"Serve the Lord with gladness: Come before his presence with singing."—Psalm c. 2.

Mr. Lowres, of Plough Lane, an energetic City Missionary, has laboured in Christ Church district for nearly twelve years, and his local Superintendents were the Rev. S. Bardsley and the Rev. E. C. Ince.

Mr. Warren, in an adjoining district, is another devoted Missionary.

St. John's Church.

ST. JOHN'S CHURCH, Usk Road, was completed from the designs of Mr. E. C. Robins, selected in competition. It is a remarkably inexpensive church. It provides accommodation for about 750 persons at a cost of £4 10s. per head. The church received a grant from the Incorporative Society for Building Churches upon one-third of the sittings being made free. It is designed in the early English style, with nave, north and south aisles and apsidal chancel, a small western gallery and two bell turrets. Messrs. Sharpington and Cole were the builders, who executed the work for the sum of £3,300. (St. John's Parsonage was built by the same architect). The foundation stone of St. John's was laid August 6, 1862. The consecration and opening took place May 5th, 1863. The living is a Vicarage in the gift of the Vicar of St. Mary's. The area is 157 acres, and the population of the Ecclesiastical parish in 1871 was 7,839. The district assigned to the church was formed out of the parishes of St. Mary's Battersea, and St. Anne, Wandsworth, by an Order of Council bearing date July 27, 1863—(the register dates from this period). The new parish was legally constituted and named the Consolidated Chapelry of St. John, Battersea. The first Vicar of the new parish was the Rev. Edwin Thompson, D.D., who from beginning his work with services in a room in Price's Candle Factory, afterwards, lived to be instrumental in building the two Churches of St. John and St. Paul, together with the Schools in Usk Road, erected 1866, and Parsonage House, Wandsworth Common; a noble monument of his untiring energy and zeal. He died suddenly February 2nd, 1876, aged 51 years. The present Vicar of St. John's is the Rev. William John Mills Ellison, M.A., Wadham College, Oxford.
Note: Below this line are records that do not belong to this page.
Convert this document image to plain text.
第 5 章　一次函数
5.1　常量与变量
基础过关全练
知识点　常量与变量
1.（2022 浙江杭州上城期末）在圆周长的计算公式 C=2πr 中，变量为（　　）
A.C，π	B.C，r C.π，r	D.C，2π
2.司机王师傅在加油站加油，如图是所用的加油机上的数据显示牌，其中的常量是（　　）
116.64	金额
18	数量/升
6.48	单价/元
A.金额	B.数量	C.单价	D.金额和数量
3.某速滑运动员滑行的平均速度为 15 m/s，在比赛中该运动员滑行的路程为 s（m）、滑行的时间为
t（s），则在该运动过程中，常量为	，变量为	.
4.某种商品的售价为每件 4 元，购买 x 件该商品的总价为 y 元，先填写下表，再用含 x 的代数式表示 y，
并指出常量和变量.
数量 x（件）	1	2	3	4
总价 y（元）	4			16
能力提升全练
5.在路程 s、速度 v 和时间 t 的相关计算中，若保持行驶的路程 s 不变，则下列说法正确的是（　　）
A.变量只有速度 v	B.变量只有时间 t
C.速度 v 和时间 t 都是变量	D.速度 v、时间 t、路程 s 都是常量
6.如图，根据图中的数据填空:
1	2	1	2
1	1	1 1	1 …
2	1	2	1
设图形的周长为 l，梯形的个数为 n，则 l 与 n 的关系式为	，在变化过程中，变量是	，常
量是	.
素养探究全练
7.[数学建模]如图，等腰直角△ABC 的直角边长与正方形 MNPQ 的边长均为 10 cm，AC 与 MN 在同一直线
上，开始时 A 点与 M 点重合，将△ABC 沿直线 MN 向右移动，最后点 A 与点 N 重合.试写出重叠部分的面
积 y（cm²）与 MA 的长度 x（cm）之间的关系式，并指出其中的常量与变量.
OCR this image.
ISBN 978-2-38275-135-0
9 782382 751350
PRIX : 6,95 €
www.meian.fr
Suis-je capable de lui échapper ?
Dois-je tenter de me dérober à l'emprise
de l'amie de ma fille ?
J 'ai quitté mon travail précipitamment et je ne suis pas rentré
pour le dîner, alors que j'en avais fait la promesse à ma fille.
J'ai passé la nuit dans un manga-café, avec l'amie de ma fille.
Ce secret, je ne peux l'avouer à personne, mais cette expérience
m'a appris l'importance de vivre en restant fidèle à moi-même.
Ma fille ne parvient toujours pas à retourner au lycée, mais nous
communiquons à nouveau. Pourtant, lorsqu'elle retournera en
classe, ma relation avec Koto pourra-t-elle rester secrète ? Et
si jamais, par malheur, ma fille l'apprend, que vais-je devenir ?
The windows in the chancel representing John the Baptist, St. Peter, St. Andrew, St. John; the last supper and the ascension to the glory of God, and in memory of Daniel Watney, departed March 16, 1874, aged 74, are erected by his son John Watney.

On the south side of the church the Memorial Windows representing David and Samuel to the glory of God, and in memory of W. H. Hatcher, at rest August 2nd, 1879, aged 58. Erected by Friends and Sunday Scholars. "Their works do follow them."—Rev. xiv. 13.